Bobby hesitated, thinking back to that night on the mountain. She hadn’t understood what Piotr had been saying to her as he’d rambled in what she’d then believed to be German, but his eyes had spoken to her, pleading with her to end the nightmare he was trapped in. They hadn’t looked like the eyes of an enemy.

‘Yes, I… I suppose I did,’ she said. ‘Something in your expression, I think. The way you looked at me. It reminded me of my father.’

‘And you knew, when you came up the mountain, that men were alive up there. Am I not right?’

She frowned. ‘I did have a sort of gut feeling as we went up that there had been survivors. How did you know?’

‘I had a feeling as if someone was coming for us. It is peculiar, is it not? I suppose this is what they mean when they say that God moves in mysterious ways.’

‘I wish we could have saved you all.’ Bobby glanced at the curtains around Teddy’s cubicle. She could hear his deep, rhythmic snoring, indicating he was now asleep. ‘Your friend thinks the crash was his fault.’

‘He does, but he is wrong. He could hardly see in the fog. None of us could.’ Piotr scowled. ‘It was that fool of a squadron leader who insisted we fly when we knew the fog was forecast. The Luftwaffe do not stop for fog, he said, so we do not stop for fog. And because we are Polish, he chooses us to fly this training mission. Pah! I wonder how he sleeps now, this Englishman.’

‘You ought to report him, Piotr. To someone more senior who can investigate.’

‘Huh. Probably I would be punished for insubordination for being so presumptuous. Bomber Command do not take the word of a Pole and a Jew over what I have learned the English call their “Old School Tie”.’

‘But you must, if he’s giving orders that are costing men their lives! Who knows but that this might not happen again? This isn’t the first time I’ve seen planes from your base flying when they ought to have been grounded. The others were lucky, but your crew wasn’t. The next one might not be either.’

‘It is of no use, Bobby. It has been tried before, by others.’ He looked at her and his scowl lifted. ‘But it is good of you to be concerned.’

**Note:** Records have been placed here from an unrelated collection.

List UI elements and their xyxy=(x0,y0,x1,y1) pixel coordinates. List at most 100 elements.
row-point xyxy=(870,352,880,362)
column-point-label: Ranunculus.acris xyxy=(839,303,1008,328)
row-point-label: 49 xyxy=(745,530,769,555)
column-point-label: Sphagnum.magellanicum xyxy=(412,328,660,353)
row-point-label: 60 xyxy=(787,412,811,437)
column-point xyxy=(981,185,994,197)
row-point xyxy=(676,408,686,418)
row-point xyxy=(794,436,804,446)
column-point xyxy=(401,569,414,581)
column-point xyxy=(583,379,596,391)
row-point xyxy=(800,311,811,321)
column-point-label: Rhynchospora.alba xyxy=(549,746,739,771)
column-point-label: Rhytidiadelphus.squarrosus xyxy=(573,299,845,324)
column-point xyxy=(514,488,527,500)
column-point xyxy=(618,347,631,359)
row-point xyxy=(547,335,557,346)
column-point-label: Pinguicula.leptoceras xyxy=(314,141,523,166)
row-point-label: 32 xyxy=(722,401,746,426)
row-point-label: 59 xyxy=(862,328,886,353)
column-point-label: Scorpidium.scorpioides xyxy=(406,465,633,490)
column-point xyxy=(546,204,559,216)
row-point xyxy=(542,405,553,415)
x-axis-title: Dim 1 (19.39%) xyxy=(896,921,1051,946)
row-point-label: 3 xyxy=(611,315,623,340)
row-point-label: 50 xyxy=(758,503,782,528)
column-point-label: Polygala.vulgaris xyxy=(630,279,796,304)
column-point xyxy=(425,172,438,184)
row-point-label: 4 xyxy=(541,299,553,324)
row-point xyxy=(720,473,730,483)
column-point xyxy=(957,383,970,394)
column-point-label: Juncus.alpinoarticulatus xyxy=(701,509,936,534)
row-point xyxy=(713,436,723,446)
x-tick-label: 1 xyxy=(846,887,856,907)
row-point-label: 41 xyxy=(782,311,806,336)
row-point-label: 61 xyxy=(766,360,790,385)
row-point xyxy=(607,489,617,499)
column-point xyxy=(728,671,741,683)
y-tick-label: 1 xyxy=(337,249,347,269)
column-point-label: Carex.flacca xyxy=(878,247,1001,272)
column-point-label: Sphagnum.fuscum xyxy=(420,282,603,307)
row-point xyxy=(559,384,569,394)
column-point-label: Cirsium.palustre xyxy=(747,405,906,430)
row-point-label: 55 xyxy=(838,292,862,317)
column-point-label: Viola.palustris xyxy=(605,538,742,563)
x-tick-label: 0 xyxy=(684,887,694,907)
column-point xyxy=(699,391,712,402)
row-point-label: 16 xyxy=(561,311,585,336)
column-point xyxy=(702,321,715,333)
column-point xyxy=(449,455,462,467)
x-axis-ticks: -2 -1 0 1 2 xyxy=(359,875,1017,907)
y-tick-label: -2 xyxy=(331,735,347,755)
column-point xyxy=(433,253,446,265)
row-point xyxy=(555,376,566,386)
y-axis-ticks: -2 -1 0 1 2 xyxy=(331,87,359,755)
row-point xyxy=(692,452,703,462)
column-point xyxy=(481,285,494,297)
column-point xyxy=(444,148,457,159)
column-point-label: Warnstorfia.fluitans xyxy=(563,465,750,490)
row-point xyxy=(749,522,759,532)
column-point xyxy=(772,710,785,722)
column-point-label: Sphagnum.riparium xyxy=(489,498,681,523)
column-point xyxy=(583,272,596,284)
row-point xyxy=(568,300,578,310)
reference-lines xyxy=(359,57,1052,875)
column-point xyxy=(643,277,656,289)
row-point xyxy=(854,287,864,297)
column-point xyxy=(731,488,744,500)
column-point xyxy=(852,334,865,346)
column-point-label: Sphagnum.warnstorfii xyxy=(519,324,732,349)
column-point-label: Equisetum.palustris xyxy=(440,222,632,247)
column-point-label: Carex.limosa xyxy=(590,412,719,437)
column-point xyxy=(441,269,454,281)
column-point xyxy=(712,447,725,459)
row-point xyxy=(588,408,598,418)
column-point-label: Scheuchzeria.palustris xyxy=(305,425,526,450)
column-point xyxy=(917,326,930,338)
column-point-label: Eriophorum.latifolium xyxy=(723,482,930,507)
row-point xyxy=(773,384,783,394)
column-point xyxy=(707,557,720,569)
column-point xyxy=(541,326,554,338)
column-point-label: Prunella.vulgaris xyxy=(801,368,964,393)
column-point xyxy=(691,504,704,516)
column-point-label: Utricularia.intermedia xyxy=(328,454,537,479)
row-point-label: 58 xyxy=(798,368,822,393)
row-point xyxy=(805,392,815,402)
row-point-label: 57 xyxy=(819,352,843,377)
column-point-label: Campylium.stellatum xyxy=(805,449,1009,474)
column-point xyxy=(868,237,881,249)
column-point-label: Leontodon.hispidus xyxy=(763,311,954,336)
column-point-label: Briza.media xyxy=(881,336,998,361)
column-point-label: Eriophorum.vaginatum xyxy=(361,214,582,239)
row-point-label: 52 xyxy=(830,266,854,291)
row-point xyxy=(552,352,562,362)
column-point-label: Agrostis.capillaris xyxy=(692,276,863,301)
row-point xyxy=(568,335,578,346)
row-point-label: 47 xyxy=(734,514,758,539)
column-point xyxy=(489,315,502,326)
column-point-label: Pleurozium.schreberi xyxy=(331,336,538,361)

‘What did happen up there, Piotr?’

He lifted his hand to wipe his brow. ‘I have very little to tell for your magazine, I am afraid, Madam Journalist. We were flying, and the wind howled and the radio scratched so you could not hear your prayers in your own head, but the wind did not blow away the fog and the rain that blinded us. Tadeusz took us lower, trying to drop below the cloud so we could get a fix on our position, but still the fog held us. To fly so low over high ground was dangerous, against regulations, but we had no choice. Everything around us was thick and grey like a blanket, and Jan, the radio operator, he shouted to the base that we were lost and we could not see, but only noise came back. A shape loomed in the fog suddenly and Tadeusz turned the nose up, trying to gain enough height to clear it, but it was too late. Too late for us to bail out and too late to change our course. I do not know what happened next, except that when I awoke, I was not in my gun turret but on the ground. I had hit my head when I was thrown and been unconscious a little time, I think. My strength was very small, but I crawled to the fuselage. I do not know if all the men were dead, then, but Tadeusz I could see was alive – if only barely. He had slumped against the fuselage and his face was burned on that side where it rested on the scalding metal, and shards of the wing where it had shattered were embedded in his stomach. I had just strength to drag him away from the plane before the flames spread and consumed him, then I lost consciousness again until you and the men arrived.’ He pressed his fingers to his temples. ‘If I had only been conscious a little longer, perhaps I could have saved them all.’

Bobby reached out to take his hand. ‘I doubt that. Your friends most likely died on impact. The plane hit at some speed. It would have been quick, at least.’